First of all, journaling does not require you to be a great writer. The personal experience of keeping a journal only requires a bit of discipline and a few minutes of quiet time. The important thing is to simply begin. The words that make their way on to paper or the computer screen are for you alone. If you feel blocked and nothing comes to you, begin by writing “I don’t know what to write,” or “I can’t think of a thing to say,” or whatever comes to mind. I’ve even started my personal journaling entries with “blah blah blah!” An interesting thing happens when you just start writing something…anything. You may remember that dream you had last night and begin to wonder what it might mean. A work frustration makes its way on to the paper and you may find a resolution or a reduction in stress by being able to get it out of your mind. Feelings of anger, or sadness, or happiness, or gratitude can surface spontaneously as your write, and then you can write about those feelings. As you continue the practice of journaling regularly, it becomes easier, less intimidating, and I find that many people look forward to the time devoted to journaling. Some may include poetry, sketches, or diagrams with the thoughts expressed in words. A journal is whatever you want it to be. It’s a way to process thoughts, feelings, and emotions which can lead to insights, problem-solving, creativity, self-discovery, reduced stress, and inner peace.

In the book, The Artist’s Way, Julia Cameron writes about a journaling exercise she calls “morning pages.” She instructs readers to write two pages of something upon waking each morning.
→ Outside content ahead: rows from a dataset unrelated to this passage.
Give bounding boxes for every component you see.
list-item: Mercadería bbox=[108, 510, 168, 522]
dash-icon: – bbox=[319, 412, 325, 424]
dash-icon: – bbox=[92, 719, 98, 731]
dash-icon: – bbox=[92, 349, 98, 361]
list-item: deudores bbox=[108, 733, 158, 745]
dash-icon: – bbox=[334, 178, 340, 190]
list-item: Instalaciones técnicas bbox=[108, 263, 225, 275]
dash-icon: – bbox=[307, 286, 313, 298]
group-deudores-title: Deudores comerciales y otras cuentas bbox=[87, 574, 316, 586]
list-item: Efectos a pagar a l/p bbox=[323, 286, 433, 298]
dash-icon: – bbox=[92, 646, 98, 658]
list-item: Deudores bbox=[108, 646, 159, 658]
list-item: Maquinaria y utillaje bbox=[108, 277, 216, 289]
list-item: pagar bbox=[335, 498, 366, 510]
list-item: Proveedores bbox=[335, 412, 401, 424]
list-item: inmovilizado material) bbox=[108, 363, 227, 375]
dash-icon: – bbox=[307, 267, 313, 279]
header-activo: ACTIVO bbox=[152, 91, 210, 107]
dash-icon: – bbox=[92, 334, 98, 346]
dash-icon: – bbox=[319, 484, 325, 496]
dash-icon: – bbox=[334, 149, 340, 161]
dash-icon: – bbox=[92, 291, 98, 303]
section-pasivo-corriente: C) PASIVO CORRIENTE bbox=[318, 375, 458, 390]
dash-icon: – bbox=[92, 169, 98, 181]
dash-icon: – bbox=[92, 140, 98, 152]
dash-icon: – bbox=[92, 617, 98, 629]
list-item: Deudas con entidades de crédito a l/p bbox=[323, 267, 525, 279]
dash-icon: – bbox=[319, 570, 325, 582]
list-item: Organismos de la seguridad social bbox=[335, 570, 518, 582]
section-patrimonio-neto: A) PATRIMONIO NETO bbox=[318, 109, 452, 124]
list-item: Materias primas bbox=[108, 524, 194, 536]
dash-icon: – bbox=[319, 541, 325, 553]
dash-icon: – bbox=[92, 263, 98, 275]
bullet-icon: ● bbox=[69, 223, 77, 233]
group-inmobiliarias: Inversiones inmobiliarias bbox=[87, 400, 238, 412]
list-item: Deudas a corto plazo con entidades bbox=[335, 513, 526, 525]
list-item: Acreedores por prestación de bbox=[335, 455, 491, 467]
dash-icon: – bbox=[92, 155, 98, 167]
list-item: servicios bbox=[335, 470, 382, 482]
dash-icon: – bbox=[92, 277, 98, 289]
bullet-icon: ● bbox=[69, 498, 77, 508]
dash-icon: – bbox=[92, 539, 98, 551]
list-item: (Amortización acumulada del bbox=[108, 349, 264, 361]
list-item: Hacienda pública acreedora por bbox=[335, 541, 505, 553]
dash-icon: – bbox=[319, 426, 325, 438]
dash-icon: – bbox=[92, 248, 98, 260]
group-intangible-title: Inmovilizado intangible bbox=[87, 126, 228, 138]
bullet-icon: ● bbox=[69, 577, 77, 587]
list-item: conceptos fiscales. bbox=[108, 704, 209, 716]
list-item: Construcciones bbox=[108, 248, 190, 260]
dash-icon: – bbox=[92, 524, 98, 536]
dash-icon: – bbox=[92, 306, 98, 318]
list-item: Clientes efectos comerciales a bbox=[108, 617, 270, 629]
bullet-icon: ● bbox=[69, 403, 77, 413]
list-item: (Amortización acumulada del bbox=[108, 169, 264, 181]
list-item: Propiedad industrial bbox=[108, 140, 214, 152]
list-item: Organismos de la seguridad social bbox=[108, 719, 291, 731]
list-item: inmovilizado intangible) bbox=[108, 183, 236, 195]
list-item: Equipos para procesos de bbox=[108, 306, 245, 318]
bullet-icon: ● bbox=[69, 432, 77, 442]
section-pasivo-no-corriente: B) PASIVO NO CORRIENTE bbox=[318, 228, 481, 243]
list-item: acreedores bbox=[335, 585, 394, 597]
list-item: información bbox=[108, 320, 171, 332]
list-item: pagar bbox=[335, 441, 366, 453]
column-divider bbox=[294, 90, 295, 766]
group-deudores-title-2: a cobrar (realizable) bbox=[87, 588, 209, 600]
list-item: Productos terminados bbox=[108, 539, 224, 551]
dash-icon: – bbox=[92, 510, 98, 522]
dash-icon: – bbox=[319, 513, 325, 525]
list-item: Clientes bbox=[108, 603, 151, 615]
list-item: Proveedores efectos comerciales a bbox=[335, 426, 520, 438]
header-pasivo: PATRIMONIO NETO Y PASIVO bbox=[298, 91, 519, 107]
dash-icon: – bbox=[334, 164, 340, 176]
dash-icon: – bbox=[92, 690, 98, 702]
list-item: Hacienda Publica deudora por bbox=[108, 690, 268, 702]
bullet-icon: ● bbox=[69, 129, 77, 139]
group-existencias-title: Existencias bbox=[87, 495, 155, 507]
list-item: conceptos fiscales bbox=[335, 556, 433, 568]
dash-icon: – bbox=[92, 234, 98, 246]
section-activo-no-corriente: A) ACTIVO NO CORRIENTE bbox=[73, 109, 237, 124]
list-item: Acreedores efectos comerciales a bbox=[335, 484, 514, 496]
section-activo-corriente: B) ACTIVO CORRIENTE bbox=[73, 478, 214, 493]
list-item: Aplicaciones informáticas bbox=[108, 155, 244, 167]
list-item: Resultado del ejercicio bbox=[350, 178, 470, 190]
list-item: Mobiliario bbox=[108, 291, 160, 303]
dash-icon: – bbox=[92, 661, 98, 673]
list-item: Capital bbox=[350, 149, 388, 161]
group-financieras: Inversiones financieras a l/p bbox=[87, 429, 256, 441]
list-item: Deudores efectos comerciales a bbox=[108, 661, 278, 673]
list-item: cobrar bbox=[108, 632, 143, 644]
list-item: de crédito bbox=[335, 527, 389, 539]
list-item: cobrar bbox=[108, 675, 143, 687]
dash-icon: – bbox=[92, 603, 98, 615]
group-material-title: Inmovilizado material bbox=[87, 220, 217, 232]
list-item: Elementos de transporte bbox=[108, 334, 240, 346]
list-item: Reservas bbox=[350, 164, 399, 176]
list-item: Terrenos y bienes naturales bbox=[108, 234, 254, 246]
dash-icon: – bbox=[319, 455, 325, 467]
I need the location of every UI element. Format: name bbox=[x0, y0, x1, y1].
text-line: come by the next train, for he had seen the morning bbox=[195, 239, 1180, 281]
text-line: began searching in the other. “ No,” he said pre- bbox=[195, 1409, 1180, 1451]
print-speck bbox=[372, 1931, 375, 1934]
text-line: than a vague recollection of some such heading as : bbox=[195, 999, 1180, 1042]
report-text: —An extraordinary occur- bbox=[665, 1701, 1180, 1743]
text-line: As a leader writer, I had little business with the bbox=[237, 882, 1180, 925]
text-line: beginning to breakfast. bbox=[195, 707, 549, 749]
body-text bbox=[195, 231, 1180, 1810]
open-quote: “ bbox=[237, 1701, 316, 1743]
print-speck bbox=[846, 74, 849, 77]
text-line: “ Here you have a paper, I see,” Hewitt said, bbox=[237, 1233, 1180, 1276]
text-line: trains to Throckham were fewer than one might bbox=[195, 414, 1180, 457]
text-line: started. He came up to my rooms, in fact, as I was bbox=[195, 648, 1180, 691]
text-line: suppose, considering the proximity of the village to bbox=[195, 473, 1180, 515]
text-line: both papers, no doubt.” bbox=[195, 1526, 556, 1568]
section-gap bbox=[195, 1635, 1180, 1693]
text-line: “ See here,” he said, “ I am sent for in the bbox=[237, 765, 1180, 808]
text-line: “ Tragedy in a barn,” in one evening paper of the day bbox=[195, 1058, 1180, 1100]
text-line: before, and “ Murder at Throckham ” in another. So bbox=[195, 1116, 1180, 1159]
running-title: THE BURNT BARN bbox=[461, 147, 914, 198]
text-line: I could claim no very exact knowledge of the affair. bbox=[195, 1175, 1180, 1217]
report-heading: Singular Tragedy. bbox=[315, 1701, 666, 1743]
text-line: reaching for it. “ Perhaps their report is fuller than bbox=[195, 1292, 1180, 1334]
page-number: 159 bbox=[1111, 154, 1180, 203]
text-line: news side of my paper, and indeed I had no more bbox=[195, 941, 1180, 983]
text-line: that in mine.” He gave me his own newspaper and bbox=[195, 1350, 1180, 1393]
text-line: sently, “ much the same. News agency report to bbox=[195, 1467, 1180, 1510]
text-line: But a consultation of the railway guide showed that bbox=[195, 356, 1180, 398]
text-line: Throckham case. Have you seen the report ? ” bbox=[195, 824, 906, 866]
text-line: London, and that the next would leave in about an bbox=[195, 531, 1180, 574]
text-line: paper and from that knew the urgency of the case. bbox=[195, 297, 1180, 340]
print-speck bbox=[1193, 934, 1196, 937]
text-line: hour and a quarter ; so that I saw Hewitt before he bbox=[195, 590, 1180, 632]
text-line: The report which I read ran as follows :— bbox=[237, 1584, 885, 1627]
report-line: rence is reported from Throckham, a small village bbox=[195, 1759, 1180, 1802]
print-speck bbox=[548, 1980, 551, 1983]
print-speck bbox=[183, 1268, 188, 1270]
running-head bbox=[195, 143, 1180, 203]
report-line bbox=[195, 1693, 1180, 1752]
The content is not as important as the exercise and discipline of writing every day, because the content will come. I even suggest to clients that if two pages sounds like too much, start by writing one page. You might set a specific amount of time to journal and not define journaling by the number of pages. Set a timer and write for 10 minutes, 20 minutes, or whatever amount of time fits your schedule.

Journaling can provide these benefits and more:

  • Stress reduction
  • Increased focus
  • Improved mindfulness
  • Clarifying and processing thoughts, feelings, and emotions
  • Knowing yourself better through personal insights and self-discovery
  • Increased creativity
  • Defining dreams and goals and plans to attain them

Journaling is a personal experience and there is no right or wrong way to go about it. Just grab a pen and paper (or your computer) and give it a try.